Jarke van Wijk Robert Moorhead Greg Turk Guest Editors

Jarke J. van Wijk received the MSc degree in industrial design engineering in 1982 and the PhD degree in computer science in 1986, both with honors. He worked from 1988 to 1998 at the Netherlands Energy Research Foundation ECN in The Netherlands, where he was engaged in research on flow visualization and computational steering. In 1998, he joined the Technische Universiteit Eindhoven and, in 2001, he was appointed a full professor in visualization. His main research interests are information visualization and flow visualization, both with a focus on the development of new visual representations. He has (co)authored more than 70 papers on visualization and computer graphics, including 13 IEEE Vis and 6 IEEE InfoVis papers. He is a member of the IEEE. Robert J. Moorhead II received the PhD degree in electrical and computer engineering and the MSEE degree from North Carolina State University in 1985 and 1982, respectively. He received the BSEE degree summa cum laude and with research honors from Geneva College in 1980. He is the director of the Visualization, Analysis, and Imaging Lab in the ERC GeoResources Institute and a professor of Electrical and Computer Engineering at Mississippi State University.
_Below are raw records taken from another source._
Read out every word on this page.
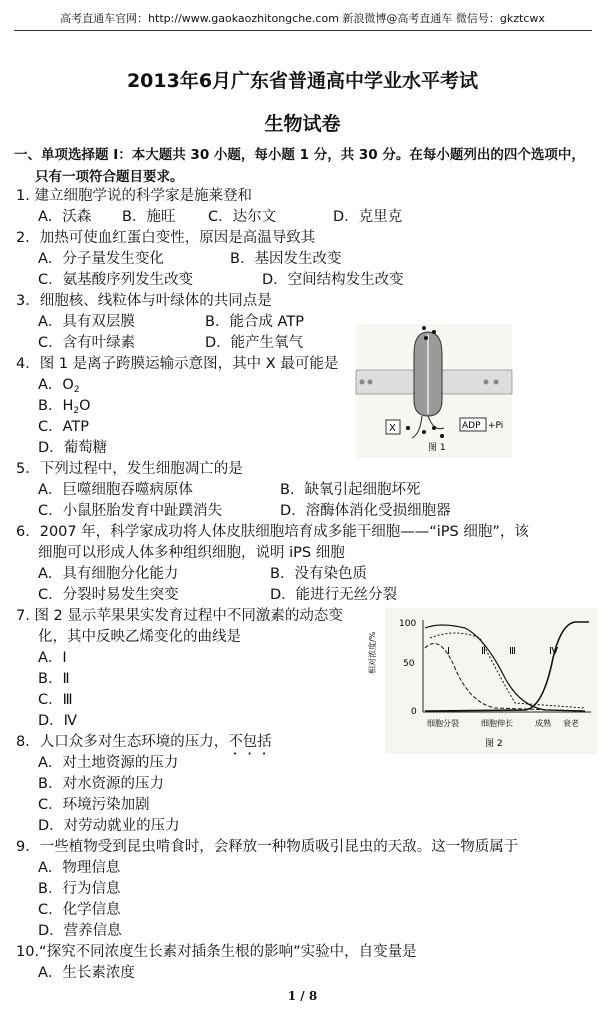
高考直通车官网：http://www.gaokaozhitongche.com 新浪微博@高考直通车 微信号：gkztcwx
2013年6月广东省普通高中学业水平考试
生物试卷
一、单项选择题 I：本大题共 30 小题，每小题 1 分，共 30 分。在每小题列出的四个选项中，
只有一项符合题目要求。
1. 建立细胞学说的科学家是施莱登和
A．沃森 B．施旺 C．达尔文	D．克里克
2．加热可使血红蛋白变性，原因是高温导致其
A．分子量发生变化	B．基因发生改变
C．氨基酸序列发生改变	D．空间结构发生改变
3．细胞核、线粒体与叶绿体的共同点是
A．具有双层膜	B．能合成 ATP
C．含有叶绿素	D．能产生氧气
4．图 1 是离子跨膜运输示意图，其中 X 最可能是
A．$O_2$
B．$H_2O$
C．ATP
D．葡萄糖
X	ADP +Pi
图 1
5．下列过程中，发生细胞凋亡的是
A．巨噬细胞吞噬病原体	B．缺氧引起细胞坏死
C．小鼠胚胎发育中趾蹼消失	D．溶酶体消化受损细胞器
6．2007 年，科学家成功将人体皮肤细胞培育成多能干细胞——“iPS 细胞”，该
细胞可以形成人体多种组织细胞，说明 iPS 细胞
A．具有细胞分化能力	B．没有染色质
C．分裂时易发生突变	D．能进行无丝分裂
7. 图 2 显示苹果果实发育过程中不同激素的动态变
化，其中反映乙烯变化的曲线是
A．Ⅰ
B．Ⅱ
C．Ⅲ
D．Ⅳ
100
50
0
相对浓度/%	Ⅰ	Ⅱ Ⅲ	Ⅳ
细胞分裂	细胞伸长	成熟 衰老
图 2
8．人口众多对生态环境的压力，不包括
A．对土地资源的压力
B．对水资源的压力
C．环境污染加剧
D．对劳动就业的压力
9．一些植物受到昆虫啃食时，会释放一种物质吸引昆虫的天敌。这一物质属于
A．物理信息
B．行为信息
C．化学信息
D．营养信息
10.“探究不同浓度生长素对插条生根的影响”实验中，自变量是
A．生长素浓度
1 / 8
He previously worked as a research staff member in the Imaging Technologies Department at the IBM T.J. Watson Research Center from 1985 to 1988. He has authored more than 95 papers or book chapters on visualization, image processing, and computer communications. He was the lead conference cochair for the IEEE Visualization ’97 Conference, the chair of the IEEE Computer Society’s Technical Committee on Visualization and Graphics in 1999 and 2000, and a papers cochair for the IEEE Visualization 2002 and 2003 Conferences. He is a senior member of the IEEE. Greg Turk received the PhD degree in computer science in 1992 from the University of North Carolina (UNC) at Chapel Hill. He was a postdoctoral researcher at Stanford University for two years, followed by two years as a research scientist at UNC Chapel Hill. He is currently an associate professor at the Georgia Institute of Technology, where he is a member of the College of Computing and the Graphics, Visualization, and Usability Center. His research interests include computer graphics, scientific visualization and computer vision. He is a member of the IEEE.